When I say I wish I did not have it, I am saying there is almost
anything I would do to get rid of it. Almost.
The prospect of stem cell therapy derived from human embryonic
research - involving the destruction of a human embryo - touches me
in a most profound way. I would never consent to any treatment for
my diabetes that directly or indirectly came about as the result of
destroying a human embryo. What I find disturbing about this
incessant rush to harvest stem cells from embryos is the fact that no
researcher to date has been able to develop a pancreatic cell from
the techniques presently used, this while there are several promising
avenues of research that do not involve destruction of a human
embryo.
Most recently, I have learned about investigations by Canadian
researchers that employed pancreatic islet cells from cadavers. The
technique successfully eliminated insulin-dependence of several
diabetics who received the procedure. The procedure is subject to
further trials and it must be nuanced in application. But this holds
greater promise for a diabetic cure than anything else I have heard
about - and islet cell transplant is ethically neutral. It has no moral
implications associated with it. Yet, we here in the United States
seem in a rush to use what is arguably the most ethically
objectionable method available, while other morally neutral medical
technologies virtually are at hand. The President's own National
Bioethics Advisory Commission has said that because human
embryos deserve respect as a developing form of human life,
destroying them "is justifiable only if no less morally problematic
alternatives are available for advancing research." The fact is, those
alternatives exist.
It comes to a question. Is the human embryo human life, or is it a
mere bit of research material? If it is mere research material, then
why should any human life at any stage of development - yours or
mine - carry any special privilege? But if the embryo is human life,
then we should have in place some restraint that cautions the strong
against using the weak for their own purposes.

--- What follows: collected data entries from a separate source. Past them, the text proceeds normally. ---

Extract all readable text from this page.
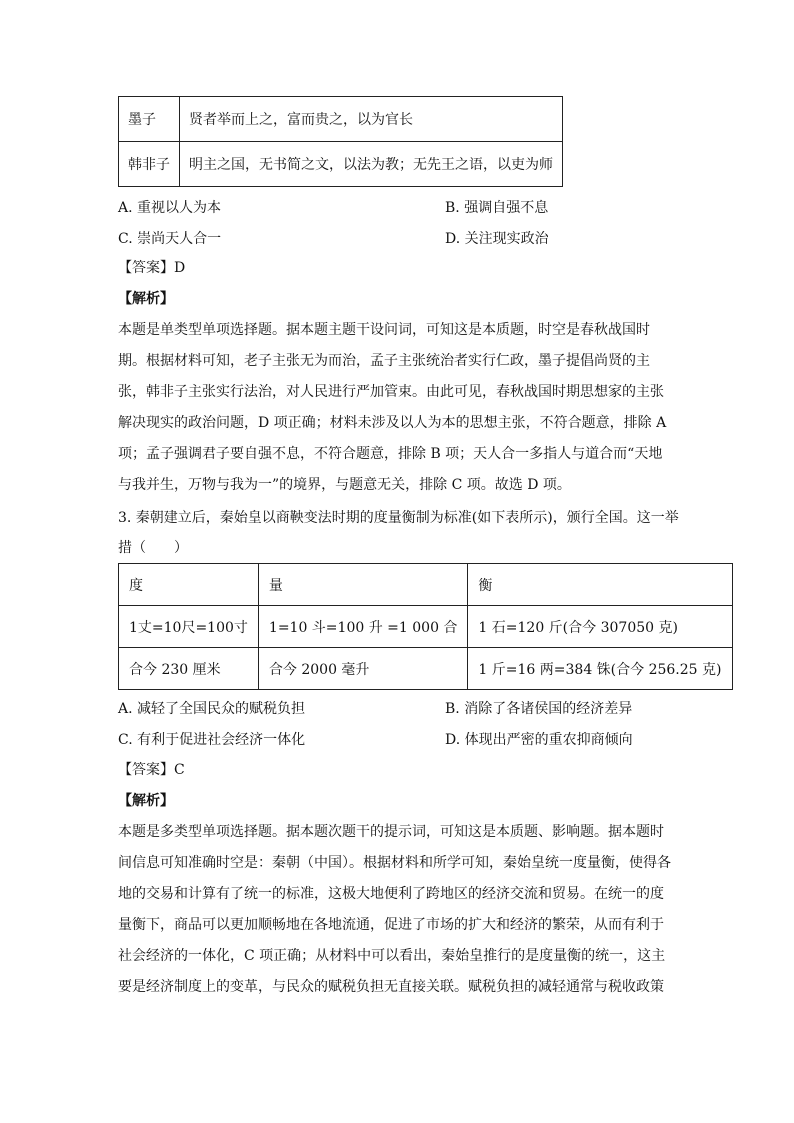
墨子	贤者举而上之，富而贵之，以为官长
韩非子	明主之国，无书简之文，以法为教；无先王之语，以吏为师
A. 重视以人为本	B. 强调自强不息
C. 崇尚天人合一	D. 关注现实政治
【答案】D
【解析】
本题是单类型单项选择题。据本题主题干设问词，可知这是本质题，时空是春秋战国时
期。根据材料可知，老子主张无为而治，孟子主张统治者实行仁政，墨子提倡尚贤的主
张，韩非子主张实行法治，对人民进行严加管束。由此可见，春秋战国时期思想家的主张
解决现实的政治问题，D 项正确；材料未涉及以人为本的思想主张，不符合题意，排除 A
项；孟子强调君子要自强不息，不符合题意，排除 B 项；天人合一多指人与道合而“天地
与我并生，万物与我为一”的境界，与题意无关，排除 C 项。故选 D 项。
3. 秦朝建立后，秦始皇以商鞅变法时期的度量衡制为标准(如下表所示)，颁行全国。这一举
措（　　）
度	量	衡
1丈=10尺=100寸	1=10 斗=100 升 =1 000 合	1 石=120 斤(合今 307050 克)
合今 230 厘米	合今 2000 毫升	1 斤=16 两=384 铢(合今 256.25 克)
A. 减轻了全国民众的赋税负担	B. 消除了各诸侯国的经济差异
C. 有利于促进社会经济一体化	D. 体现出严密的重农抑商倾向
【答案】C
【解析】
本题是多类型单项选择题。据本题次题干的提示词，可知这是本质题、影响题。据本题时
间信息可知准确时空是：秦朝（中国）。根据材料和所学可知，秦始皇统一度量衡，使得各
地的交易和计算有了统一的标准，这极大地便利了跨地区的经济交流和贸易。在统一的度
量衡下，商品可以更加顺畅地在各地流通，促进了市场的扩大和经济的繁荣，从而有利于
社会经济的一体化，C 项正确；从材料中可以看出，秦始皇推行的是度量衡的统一，这主
要是经济制度上的变革，与民众的赋税负担无直接关联。赋税负担的减轻通常与税收政策
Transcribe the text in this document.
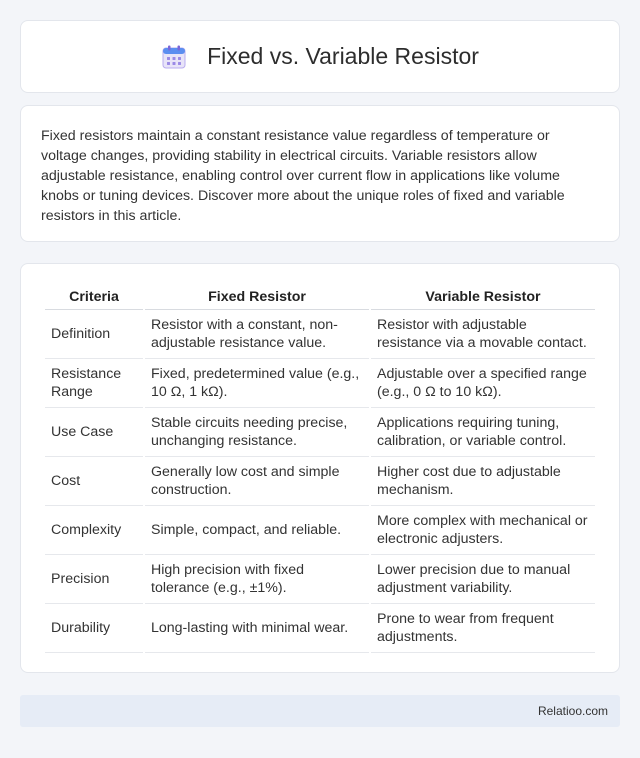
Fixed vs. Variable Resistor

Fixed resistors maintain a constant resistance value regardless of temperature or voltage changes, providing stability in electrical circuits. Variable resistors allow adjustable resistance, enabling control over current flow in applications like volume knobs or tuning devices. Discover more about the unique roles of fixed and variable resistors in this article.

Criteria	Fixed Resistor	Variable Resistor
Definition	Resistor with a constant, non-adjustable resistance value.	Resistor with adjustable resistance via a movable contact.
Resistance Range	Fixed, predetermined value (e.g., 10 Ω, 1 kΩ).	Adjustable over a specified range (e.g., 0 Ω to 10 kΩ).
Use Case	Stable circuits needing precise, unchanging resistance.	Applications requiring tuning, calibration, or variable control.
Cost	Generally low cost and simple construction.	Higher cost due to adjustable mechanism.
Complexity	Simple, compact, and reliable.	More complex with mechanical or electronic adjusters.
Precision	High precision with fixed tolerance (e.g., ±1%).	Lower precision due to manual adjustment variability.
Durability	Long-lasting with minimal wear.	Prone to wear from frequent adjustments.
Relatioo.com
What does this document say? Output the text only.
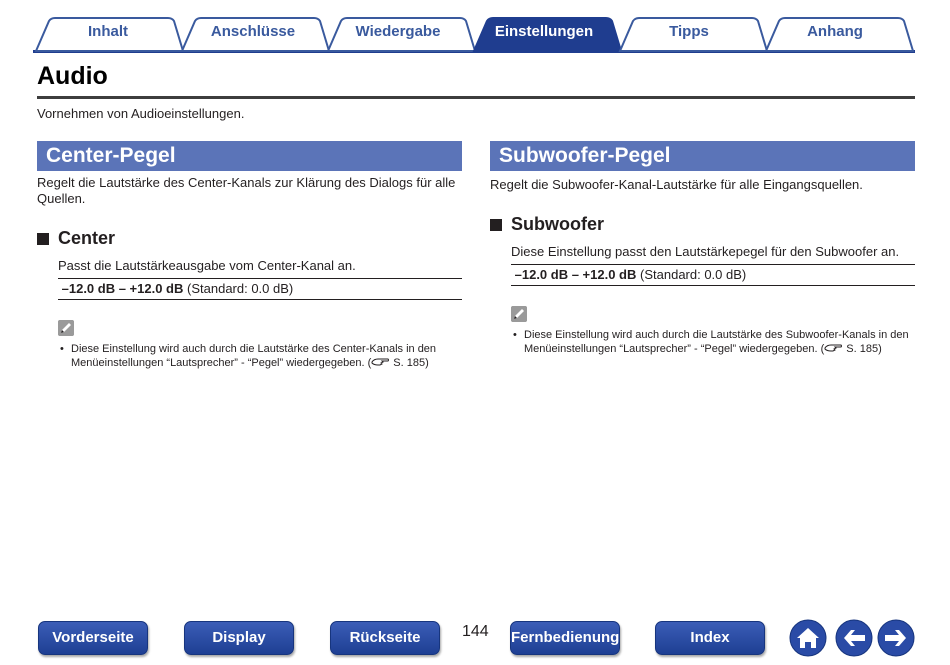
Inhalt	Anschlüsse	Wiedergabe	Einstellungen	Tipps	Anhang
Audio
Vornehmen von Audioeinstellungen.
Center-Pegel
Regelt die Lautstärke des Center-Kanals zur Klärung des Dialogs für alle Quellen.
Center
Passt die Lautstärkeausgabe vom Center-Kanal an.
–12.0 dB – +12.0 dB (Standard: 0.0 dB)
• Diese Einstellung wird auch durch die Lautstärke des Center-Kanals in den Menüeinstellungen “Lautsprecher” - “Pegel” wiedergegeben. ( S. 185)
Subwoofer-Pegel
Regelt die Subwoofer-Kanal-Lautstärke für alle Eingangsquellen.
Subwoofer
Diese Einstellung passt den Lautstärkepegel für den Subwoofer an.
–12.0 dB – +12.0 dB (Standard: 0.0 dB)
• Diese Einstellung wird auch durch die Lautstärke des Subwoofer-Kanals in den Menüeinstellungen “Lautsprecher” - “Pegel” wiedergegeben. ( S. 185)
Vorderseite	Display	Rückseite	144 Fernbedienung	Index
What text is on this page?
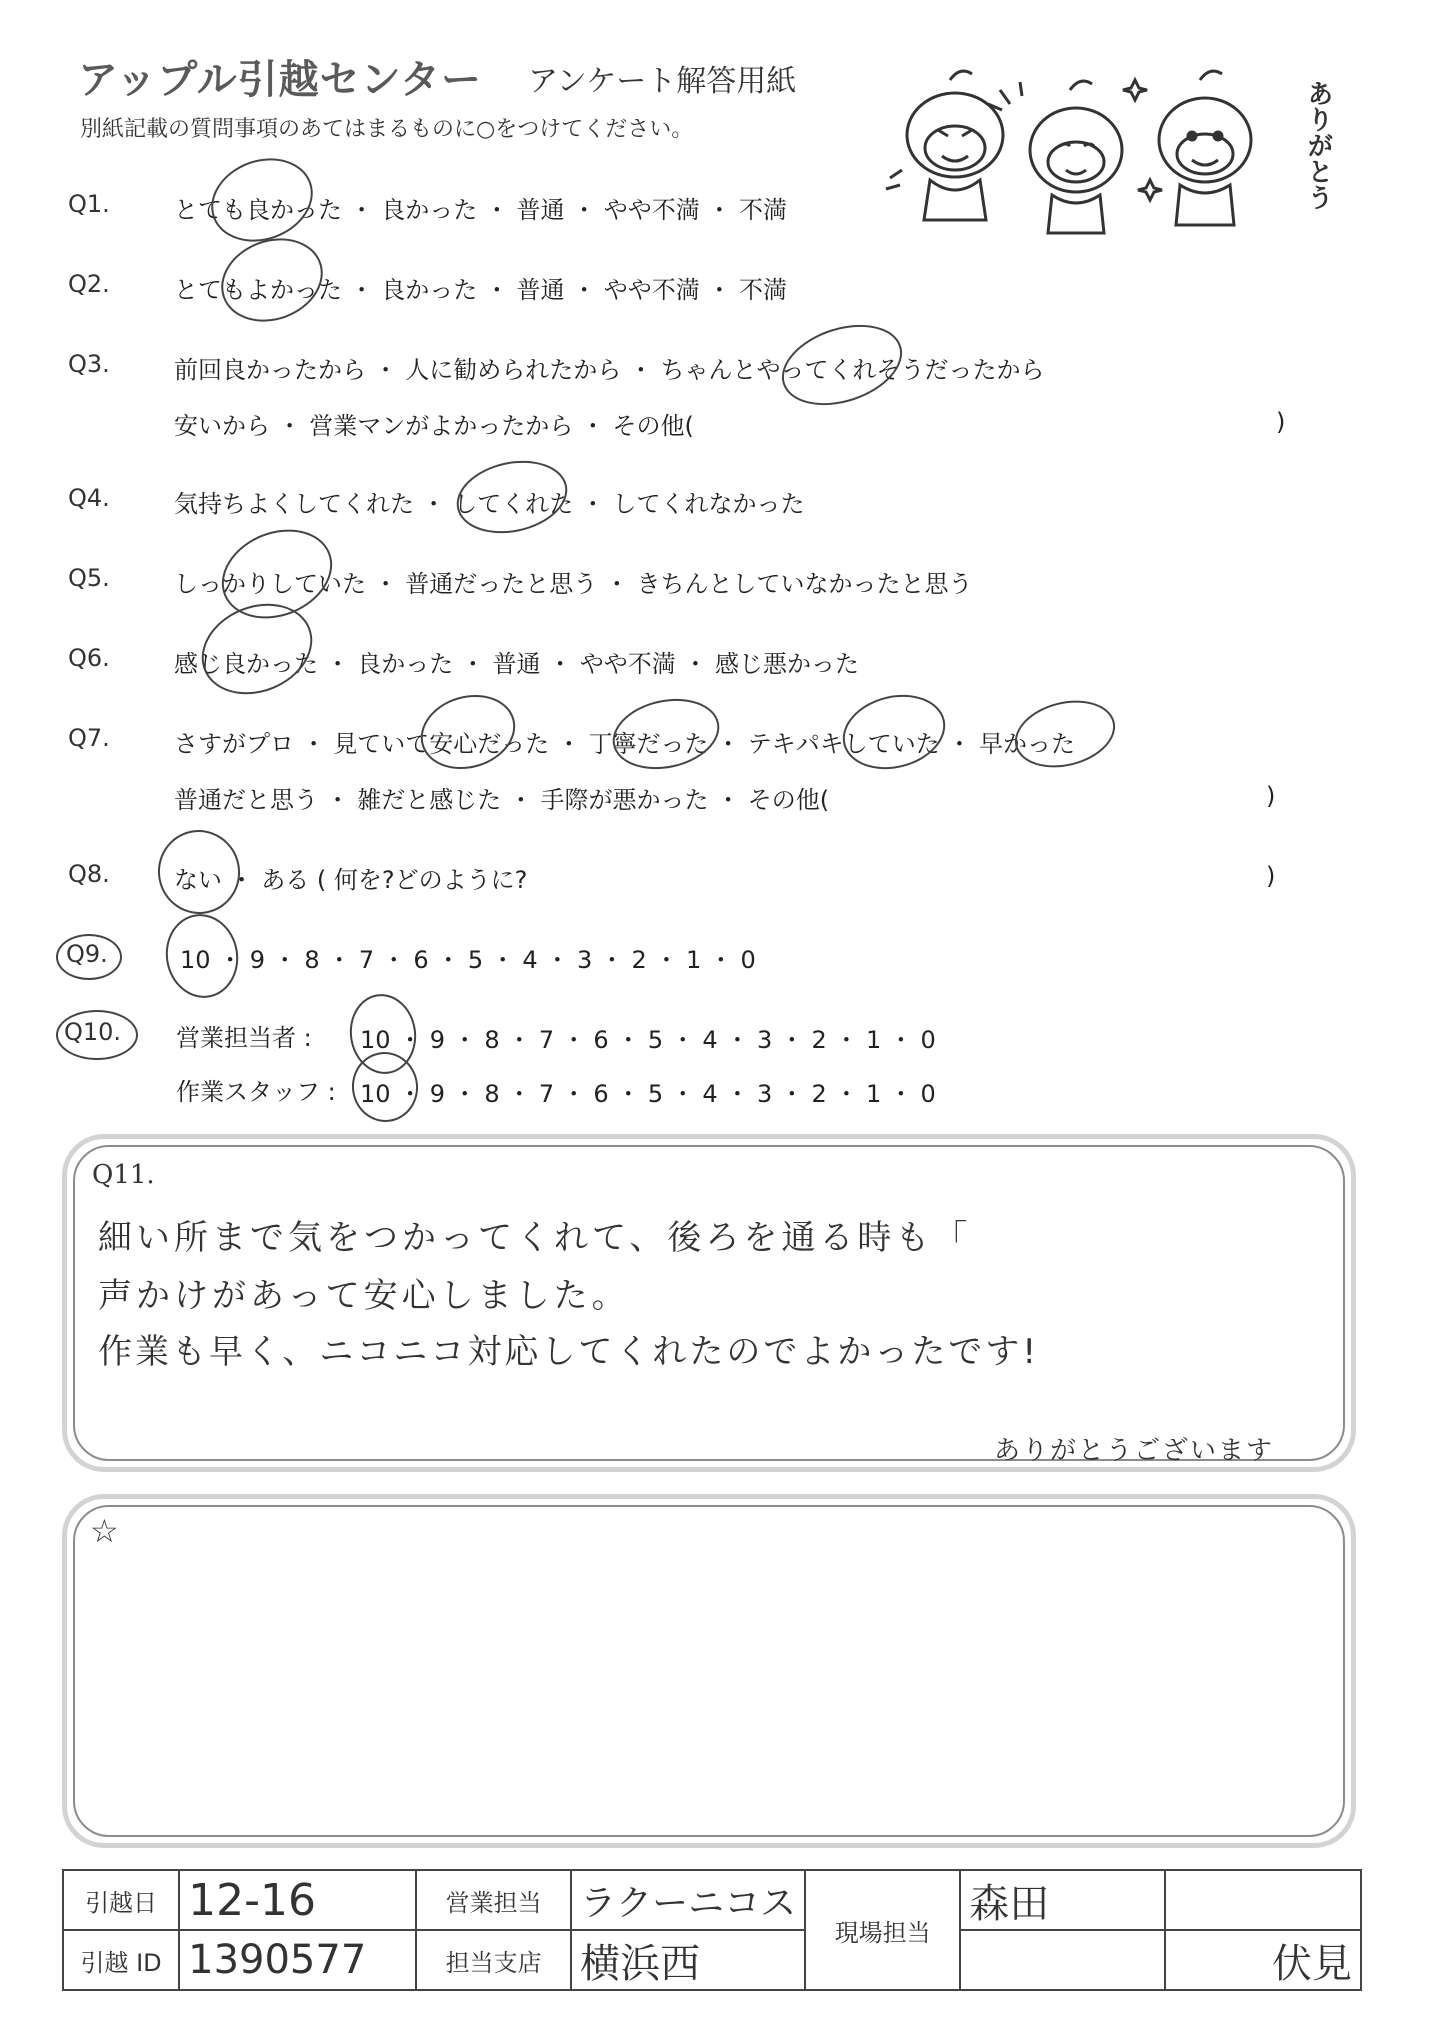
アップル引越センター アンケート解答用紙
別紙記載の質問事項のあてはまるものに○をつけてください。	ありがとう
Q1.	とても良かった ・ 良かった ・ 普通 ・ やや不満 ・ 不満
Q2.	とてもよかった ・ 良かった ・ 普通 ・ やや不満 ・ 不満
Q3.	前回良かったから ・ 人に勧められたから ・ ちゃんとやってくれそうだったから
安いから ・ 営業マンがよかったから ・ その他(	)
Q4.	気持ちよくしてくれた ・ してくれた ・ してくれなかった
Q5.	しっかりしていた ・ 普通だったと思う ・ きちんとしていなかったと思う
Q6.	感じ良かった ・ 良かった ・ 普通 ・ やや不満 ・ 感じ悪かった
Q7.	さすがプロ ・ 見ていて安心だった ・ 丁寧だった ・ テキパキしていた ・ 早かった
普通だと思う ・ 雑だと感じた ・ 手際が悪かった ・ その他(	)
Q8.	ない ・ ある ( 何を?どのように?	)
Q9.	10 ・ 9 ・ 8 ・ 7 ・ 6 ・ 5 ・ 4 ・ 3 ・ 2 ・ 1 ・ 0
Q10. 営業担当者 : 10 ・ 9 ・ 8 ・ 7 ・ 6 ・ 5 ・ 4 ・ 3 ・ 2 ・ 1 ・ 0
作業スタッフ : 10 ・ 9 ・ 8 ・ 7 ・ 6 ・ 5 ・ 4 ・ 3 ・ 2 ・ 1 ・ 0
Q11.
細い所まで気をつかってくれて、後ろを通る時も「
声かけがあって安心しました。
作業も早く、ニコニコ対応してくれたのでよかったです!
ありがとうございます
☆
引越日	12-16	営業担当	ラクーニコス	現場担当	森田	
引越 ID	1390577	担当支店	横浜西			伏見
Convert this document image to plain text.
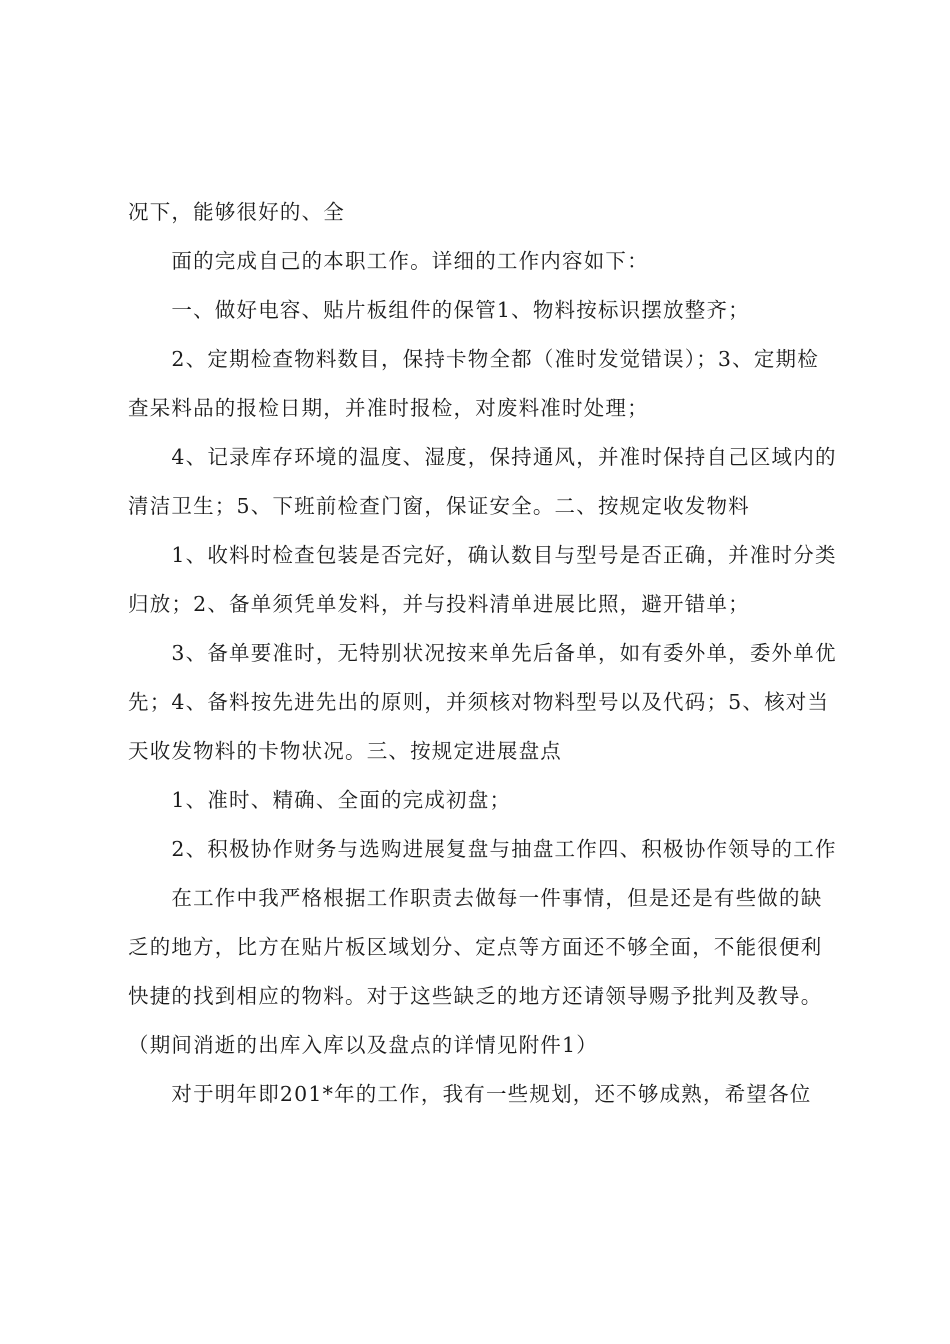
况下，能够很好的、全

　　面的完成自己的本职工作。详细的工作内容如下：

　　一、做好电容、贴片板组件的保管1、物料按标识摆放整齐；

　　2、定期检查物料数目，保持卡物全都（准时发觉错误）；3、定期检查呆料品的报检日期，并准时报检，对废料准时处理；

　　4、记录库存环境的温度、湿度，保持通风，并准时保持自己区域内的清洁卫生；5、下班前检查门窗，保证安全。二、按规定收发物料

　　1、收料时检查包装是否完好，确认数目与型号是否正确，并准时分类归放；2、备单须凭单发料，并与投料清单进展比照，避开错单；

　　3、备单要准时，无特别状况按来单先后备单，如有委外单，委外单优先；4、备料按先进先出的原则，并须核对物料型号以及代码；5、核对当天收发物料的卡物状况。三、按规定进展盘点

　　1、准时、精确、全面的完成初盘；

　　2、积极协作财务与选购进展复盘与抽盘工作四、积极协作领导的工作

　　在工作中我严格根据工作职责去做每一件事情，但是还是有些做的缺乏的地方，比方在贴片板区域划分、定点等方面还不够全面，不能很便利快捷的找到相应的物料。对于这些缺乏的地方还请领导赐予批判及教导。（期间消逝的出库入库以及盘点的详情见附件1）

　　对于明年即201*年的工作，我有一些规划，还不够成熟，希望各位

I would commend to your reading Aldous Huxley's Brave New World.
Written in 1933 Huxley, with astonishing prophetic foresight, created
a world of genetic clones and what he called "decanted babies." All
this arose because in the world of his novel, the human embryo was
merely research material. He worried that science was being twisted
all around. Where once, as with the sabbath, science was made for
Man, he foresaw a time when Man would be made for science. In
Huxley's fictionalized world the process that turned science around
was methodical and deliberate, and without moral regard. In our own
world, the process going on is less tidy but no less deliberate, and, I
fear, with equally little moral regard.
If a cure for diabetes and a host of other ailments require the
production and destruction of human embryos, then I beg you to
consider the possibility that some diseases are better than their cure.